Voyez Alexandre Couillon qui, dans son Île de Noirmoutier, imagine une fabuleuse cuisine de la mer qui a les mêmes caractéristiques que celle de son copain Akrame.
Nos deux chefs de l’année ont encore un point commun : ils montrent que la grande cuisine peut être raisonnable dans ses prix et qu’elle tend de plus en plus à être accessible au plus grand nombre.
Cette cuisine existentielle est une cuisine de l’essentiel.
D’ailleurs, les Français boycottent de plus en plus les établissements qui pratiquent des prix frôlant l’indécence, 400 euros par tête et parfois beaucoup plus.
Parions aussi sur David Toutain, notre jeune chef de l’année promis à un avenir flamboyant.
Aujourd’hui, la pâtisserie vit une seconde jeunesse et elle est de plus en plus considérée comme un moment déterminant d’un repas.
La Fourchette des Ducs à Obernai ne serait pas La Fourchette des Ducs avec sa note de 19 dans le Champérard sans une discrète et fabuleuse pâtissière : Lucienne Stoeckel. Il était plus que temps de la mettre en avant.
Le luxe sent le parvenu alors que le beau n’est pas une question d’argent. Platon l’affirmait. Même si, pour nous, le plaisir est bien terrestre.
Voilà le sens de la mise en valeur du couple Fassenet à côté de Dôle qui a fait sien l’aphorisme de Brillat-Savarin : « Recevoir quelqu’un, c’est s’occuper de son bonheur tout le temps qu’il passe chez vous. » Ici, c’est mission réussie.
Le Champérard se veut le gardien vigilant, le conservateur éclairé d’une gastronomie qui doit évoluer en sachant préserver ses techniques, en sachant s’ouvrir au monde, sans se perdre en chichiteuses expériences macrobiotiques qui noient le produit dans un déluge de qualificatifs incompréhensibles et de plats microscopiques.
Cette édition, la 33e, est l’expression renouvelée de notre posture.
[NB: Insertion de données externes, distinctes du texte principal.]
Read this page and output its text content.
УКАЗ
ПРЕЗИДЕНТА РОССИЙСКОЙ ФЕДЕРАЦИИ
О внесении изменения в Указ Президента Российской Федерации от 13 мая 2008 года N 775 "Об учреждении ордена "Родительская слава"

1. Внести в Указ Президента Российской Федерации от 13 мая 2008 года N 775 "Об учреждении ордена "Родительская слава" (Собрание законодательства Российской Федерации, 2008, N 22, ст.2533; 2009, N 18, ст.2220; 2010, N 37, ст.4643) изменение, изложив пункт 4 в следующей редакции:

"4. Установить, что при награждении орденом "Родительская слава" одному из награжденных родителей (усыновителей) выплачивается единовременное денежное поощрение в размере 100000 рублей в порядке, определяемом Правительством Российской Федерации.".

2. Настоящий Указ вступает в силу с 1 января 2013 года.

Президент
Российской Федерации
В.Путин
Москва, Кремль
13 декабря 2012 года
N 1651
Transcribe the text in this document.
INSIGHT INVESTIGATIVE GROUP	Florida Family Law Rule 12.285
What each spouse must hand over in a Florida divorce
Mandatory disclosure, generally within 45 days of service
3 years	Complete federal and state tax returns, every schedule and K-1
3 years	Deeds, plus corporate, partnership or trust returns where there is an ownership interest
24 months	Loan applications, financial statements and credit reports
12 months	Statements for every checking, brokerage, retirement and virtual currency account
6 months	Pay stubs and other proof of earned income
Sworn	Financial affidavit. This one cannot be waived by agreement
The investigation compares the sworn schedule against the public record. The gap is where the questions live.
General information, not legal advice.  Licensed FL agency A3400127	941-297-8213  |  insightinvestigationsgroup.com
Ce guide n’est pas un annuaire. Mais une sélection. Celle du meilleur possible.
Voilà. Alea jacta est.
Nous vous présentons notre nouvelle production, avec l’espoir de participer à l’évolution et à l’invention d’une nouvelle gastronomie pour un nouvel art de vivre qui correspond à notre temps.
« Dis-moi ce que tu manges et je te dirai qui tu es et à quelle époque tu vis. »
Vous savez tout ce qui est nécessaire pour nous percer à jour, nous conserver, nous l’espérons, votre fidélité, et vous fournir ces petits moments de plaisir gourmand qui font le sel de la vie.
Bonne lecture, et rendez-vous l’an prochain pour de fondamentales « Évolutions-Révolutions ».